AIDS Lowers Life Expectancy in Developing Countries; Improvements Needed to Basic Health Care, WHO Report Says
Although life expectancy has improved by almost 20 years worldwide, the improvements are not consistent, as life expectancy has dropped in some developing countries -- especially those in sub-Saharan Africa -- primarily because of the impact of AIDS, according to the World Health Organization's annual report released on Thursday, the Boston Globe reports. According to the report, titled "World Health Report 2003 -- Shaping the Future," life expectancy has risen from 46.5 years in 1950-1955 to 65.2 years in 2002. However, life expectancy in countries in Southern Africa -- including Botswana, Lesotho, Swaziland and Zimbabwe -- has fallen by more than 20 years in the past 10 years, and "it soon could get much worse," the Globe reports. According to the report, Mozambique's life expectancy, which is currently 42, could drop to 27 by 2010 if HIV/AIDS "is not halted or reversed," according to the Globe (Donnelly, Boston Globe, 12/18). According to a WHO press release, AIDS-related complications kill 5,000 men and women and 1,000 children every day in the poorest African nations. In addition, only 5% of HIV/AIDS patients who need antiretroviral therapy in developing countries receive the treatments, creating a gap in care that WHO has called a "global health emergency" (WHO release, 12/18).
Improving Health Care
The report says that efforts to combat individual diseases are "essential" but that policymakers must address overall health care services, because faltering health care could "increase the risk that epidemics will spread," the AP/Dallas Morning News reports. HIV/AIDS' impact on medical services in developing countries means that health care systems have trouble caring for people with other diseases, therefore increasing the gap between rich and poor countries (Fowler, AP/Dallas Morning News, 12/18). The report recommends that an international response address "critical" shortages of health care workers, inadequate health information, a lack of financial resources and the need for more government leadership focused on "improving the health of the poorest members of society," according to the release (WHO release, 12/18). The report says that the most critical issue facing health care systems in developing countries is a shortage of health care workers, which "severely constrains the response to the AIDS treatment emergency and development of health systems driven by primary health care" (Capella, Agence France-Presse, 12/18).

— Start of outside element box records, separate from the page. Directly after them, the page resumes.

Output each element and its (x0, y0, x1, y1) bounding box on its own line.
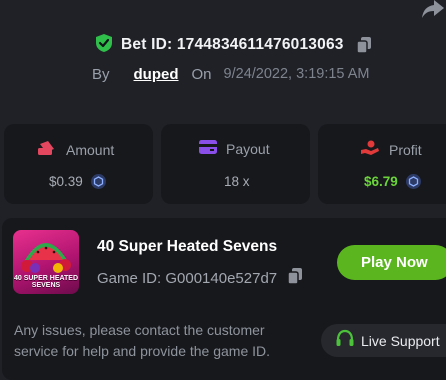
shield-check-icon (95, 33, 113, 58)
bet-date: 9/24/2022, 3:19:15 AM (223, 66, 370, 82)
profit-icon (360, 140, 380, 159)
by-label: By (92, 65, 110, 83)
bet-id-row: Bet ID: 1744834611476013063 (95, 33, 372, 58)
payout-value: 18 x (224, 174, 250, 189)
payout-icon (199, 140, 217, 157)
game-id-text: Game ID: G000140e527d7 (97, 269, 278, 287)
profit-card: Profit $6.79 (318, 124, 446, 204)
profit-label: Profit (389, 141, 422, 158)
play-now-button[interactable]: Play Now (337, 245, 446, 280)
game-id-row: Game ID: G000140e527d7 (97, 267, 303, 289)
copy-icon[interactable] (287, 267, 303, 289)
share-icon[interactable] (420, 0, 446, 22)
amount-card: Amount $0.39 (4, 124, 153, 204)
amount-icon (37, 140, 57, 159)
bet-id-text: Bet ID: 1744834611476013063 (121, 36, 344, 53)
coin-icon (90, 174, 106, 189)
amount-label: Amount (66, 141, 115, 158)
payout-card: Payout 18 x (161, 124, 310, 204)
coin-icon (405, 174, 421, 189)
copy-icon[interactable] (355, 36, 372, 54)
username-link[interactable]: duped (134, 66, 179, 83)
live-support-button[interactable]: Live Support (321, 324, 446, 357)
profit-value: $6.79 (364, 174, 398, 189)
on-label: On (191, 65, 212, 83)
live-support-label: Live Support (361, 332, 440, 349)
support-info-text: Any issues, please contact the customer … (14, 322, 271, 359)
payout-label: Payout (226, 140, 270, 157)
amount-value: $0.39 (49, 174, 83, 189)
game-thumbnail-text: 40 SUPER HEATED SEVENS (13, 275, 79, 289)
game-title: 40 Super Heated Sevens (97, 238, 278, 255)
headset-icon (335, 329, 355, 352)
bet-meta-row: By duped On 9/24/2022, 3:19:15 AM (92, 64, 369, 84)
game-thumbnail[interactable]: 40 SUPER HEATED SEVENS (13, 230, 79, 294)
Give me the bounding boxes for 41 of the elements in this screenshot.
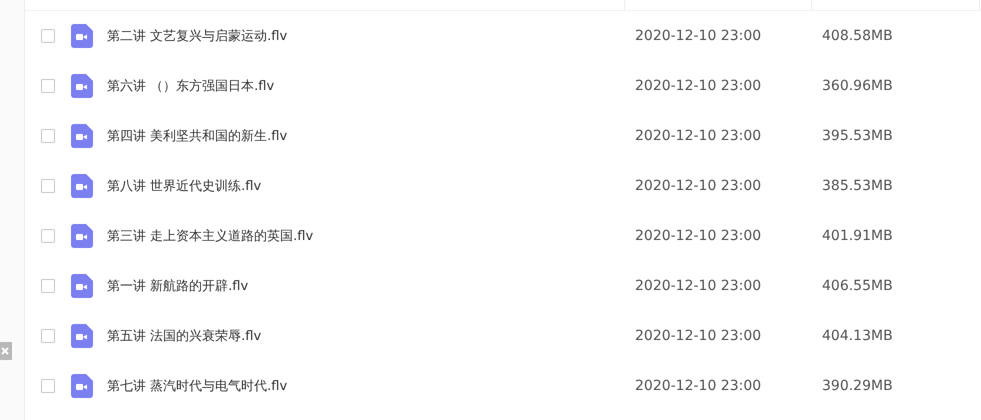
file-name[interactable]: 第六讲 （）东方强国日本.flv [107,77,274,95]
video-file-icon [71,374,93,398]
modified-date: 2020-12-10 23:00 [634,378,762,394]
file-size: 408.58MB [821,28,894,44]
file-name[interactable]: 第二讲 文艺复兴与启蒙运动.flv [107,27,288,45]
file-size: 395.53MB [821,128,894,144]
file-name[interactable]: 第八讲 世界近代史训练.flv [107,177,262,195]
video-file-icon [71,274,93,298]
video-file-icon [71,74,93,98]
checkbox[interactable] [41,229,55,243]
video-file-icon [71,224,93,248]
file-size: 360.96MB [821,78,894,94]
modified-date: 2020-12-10 23:00 [634,328,762,344]
file-name[interactable]: 第七讲 蒸汽时代与电气时代.flv [107,377,288,395]
file-size: 406.55MB [821,278,894,294]
file-size: 404.13MB [821,328,894,344]
modified-date: 2020-12-10 23:00 [634,278,762,294]
file-size: 401.91MB [821,228,894,244]
modified-date: 2020-12-10 23:00 [634,78,762,94]
file-name[interactable]: 第四讲 美利坚共和国的新生.flv [107,127,288,145]
file-name[interactable]: 第三讲 走上资本主义道路的英国.flv [107,227,314,245]
video-file-icon [71,24,93,48]
checkbox[interactable] [41,379,55,393]
file-size: 385.53MB [821,178,894,194]
checkbox[interactable] [41,179,55,193]
file-name[interactable]: 第一讲 新航路的开辟.flv [107,277,248,295]
modified-date: 2020-12-10 23:00 [634,28,762,44]
checkbox[interactable] [41,129,55,143]
file-name[interactable]: 第五讲 法国的兴衰荣辱.flv [107,327,262,345]
checkbox[interactable] [41,279,55,293]
modified-date: 2020-12-10 23:00 [634,178,762,194]
modified-date: 2020-12-10 23:00 [634,228,762,244]
checkbox[interactable] [41,329,55,343]
checkbox[interactable] [41,29,55,43]
close-icon[interactable] [0,342,12,360]
video-file-icon [71,324,93,348]
file-size: 390.29MB [821,378,894,394]
modified-date: 2020-12-10 23:00 [634,128,762,144]
video-file-icon [71,124,93,148]
checkbox[interactable] [41,79,55,93]
video-file-icon [71,174,93,198]
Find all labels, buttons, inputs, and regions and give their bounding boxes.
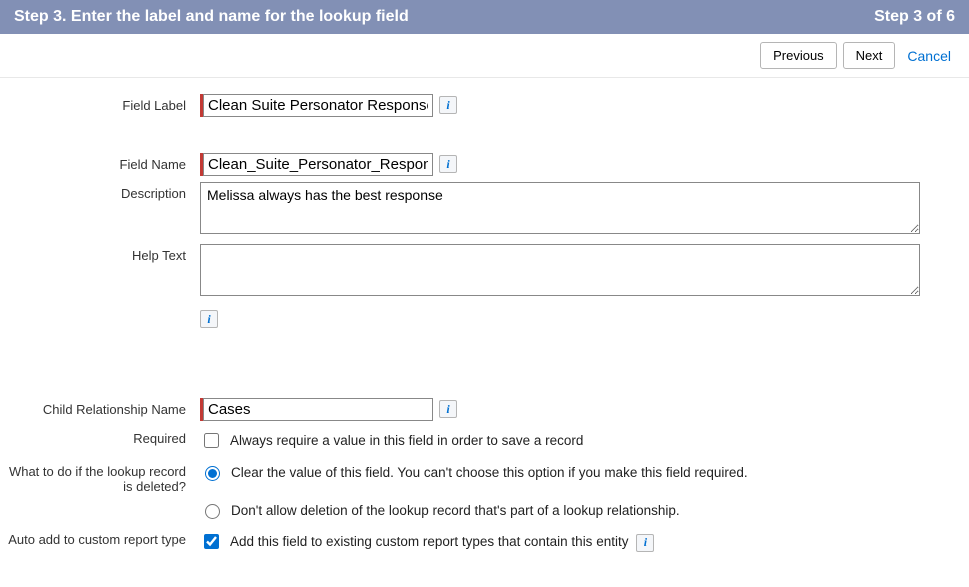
clear-value-radio[interactable]	[205, 466, 220, 481]
dont-allow-label: Don't allow deletion of the lookup recor…	[231, 503, 680, 518]
on-delete-label: What to do if the lookup record is delet…	[0, 460, 200, 494]
dont-allow-radio[interactable]	[205, 504, 220, 519]
description-label: Description	[0, 182, 200, 201]
next-button[interactable]: Next	[843, 42, 896, 69]
wizard-header: Step 3. Enter the label and name for the…	[0, 0, 969, 34]
form-area: Field Label i Field Name i Description H…	[0, 78, 969, 585]
wizard-title: Step 3. Enter the label and name for the…	[14, 8, 409, 26]
description-input[interactable]	[200, 182, 920, 234]
info-icon[interactable]: i	[439, 400, 457, 418]
auto-add-option-label: Add this field to existing custom report…	[230, 534, 628, 549]
help-text-label: Help Text	[0, 244, 200, 263]
clear-value-label: Clear the value of this field. You can't…	[231, 465, 748, 480]
required-option-label: Always require a value in this field in …	[230, 433, 583, 448]
field-name-input[interactable]	[203, 153, 433, 176]
info-icon[interactable]: i	[439, 155, 457, 173]
info-icon[interactable]: i	[200, 310, 218, 328]
child-rel-label: Child Relationship Name	[0, 398, 200, 417]
help-text-input[interactable]	[200, 244, 920, 296]
required-checkbox[interactable]	[204, 433, 219, 448]
auto-add-checkbox[interactable]	[204, 534, 219, 549]
field-label-input[interactable]	[203, 94, 433, 117]
field-name-label: Field Name	[0, 153, 200, 172]
info-icon[interactable]: i	[636, 534, 654, 552]
previous-button[interactable]: Previous	[760, 42, 837, 69]
field-label-label: Field Label	[0, 94, 200, 113]
auto-add-label: Auto add to custom report type	[0, 528, 200, 547]
cancel-link[interactable]: Cancel	[907, 48, 951, 64]
button-row: Previous Next Cancel	[0, 34, 969, 78]
wizard-step: Step 3 of 6	[874, 8, 955, 26]
info-icon[interactable]: i	[439, 96, 457, 114]
required-label: Required	[0, 427, 200, 446]
child-rel-input[interactable]	[203, 398, 433, 421]
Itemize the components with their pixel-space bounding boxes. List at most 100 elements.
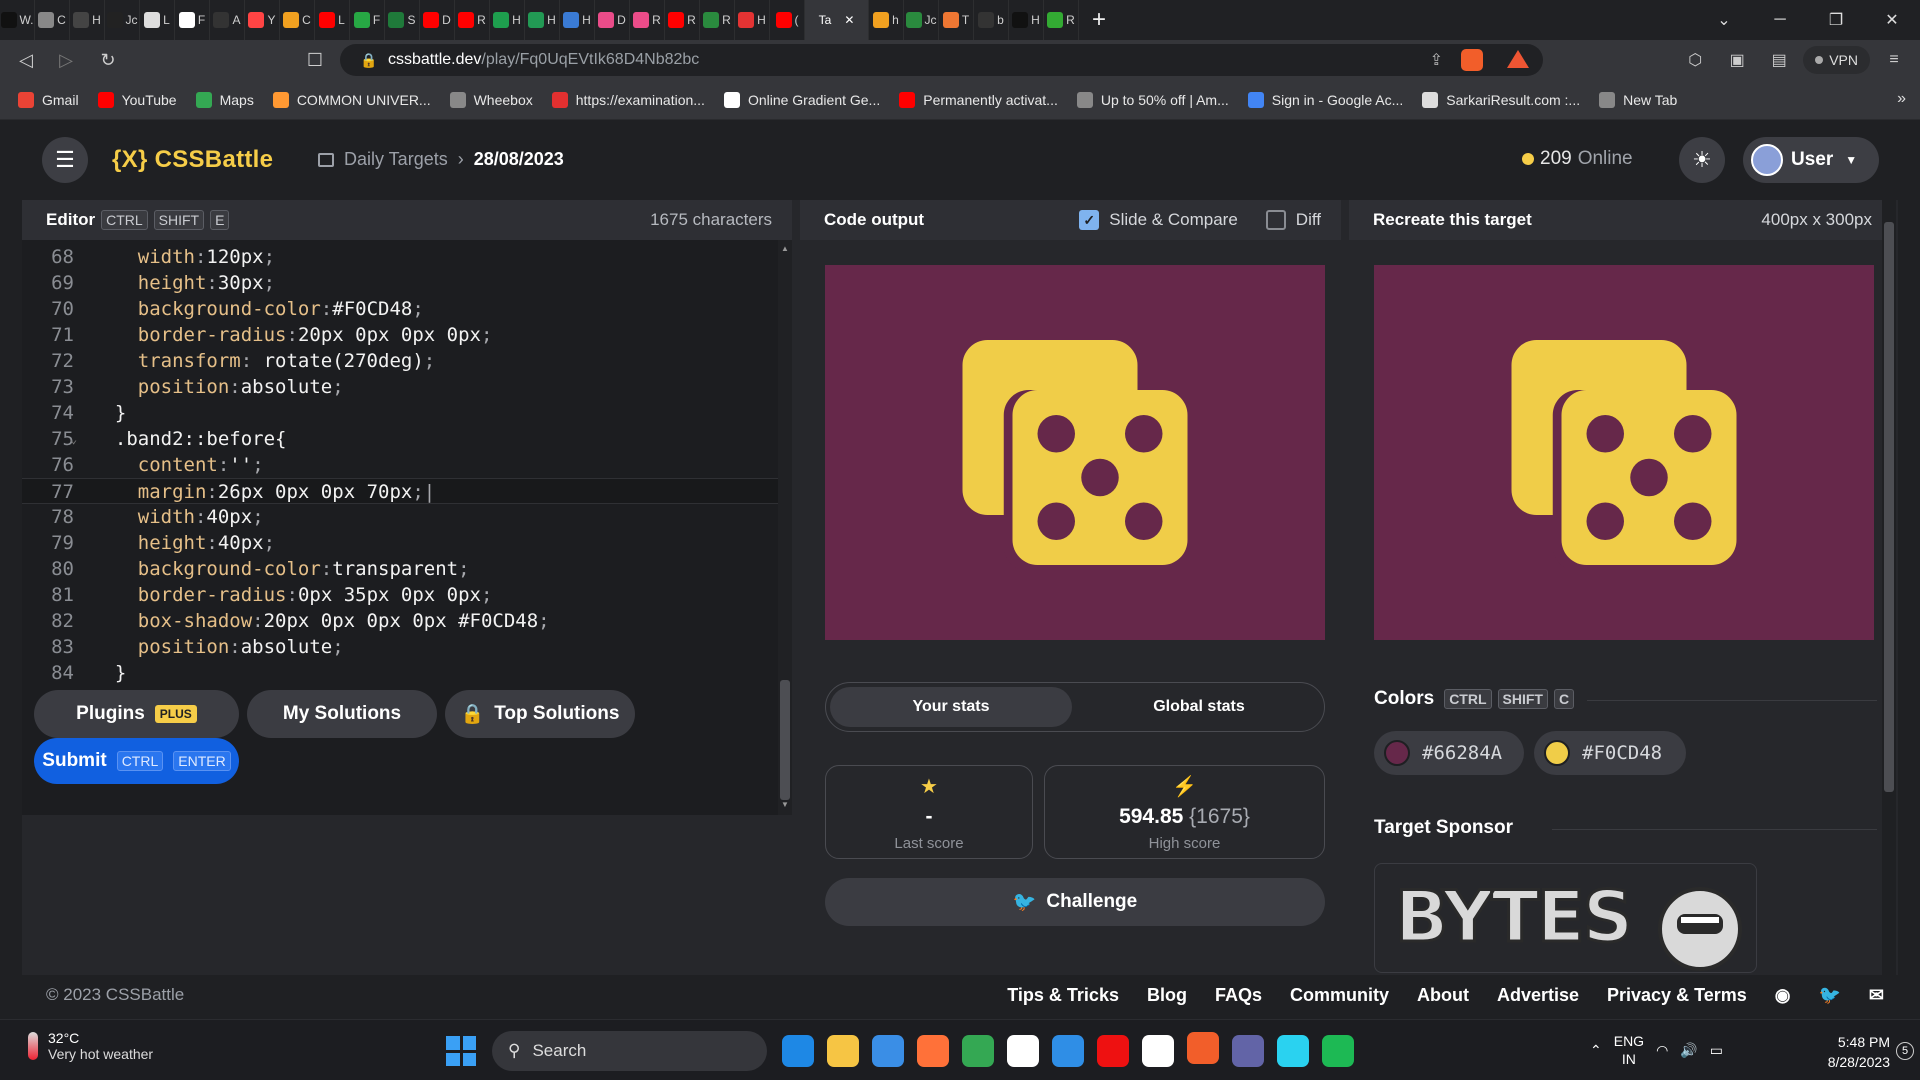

Robert Beaglehole, editor in chief of the report, said that in the coming year WHO will focus on two priorities: building health systems to lessen the gap in life expectancy between rich and poor countries and increasing HIV/AIDS treatment to combat the disease's negative impact. Beaglehole said that WHO "will be very active on HIV and AIDS, because there hasn't been such a reversal like this of life expectancy, at such a scale, since the Black Death of the 14th century" (Boston Globe, 12/18). WHO Director-General Jong-Wook Lee said, "These global health gaps are unacceptable. Effective action to improve population health is possible in every country but it takes local knowledge and strength and sustained international support to turn that possibility into reality" (AP/Dallas Morning News, 12/18).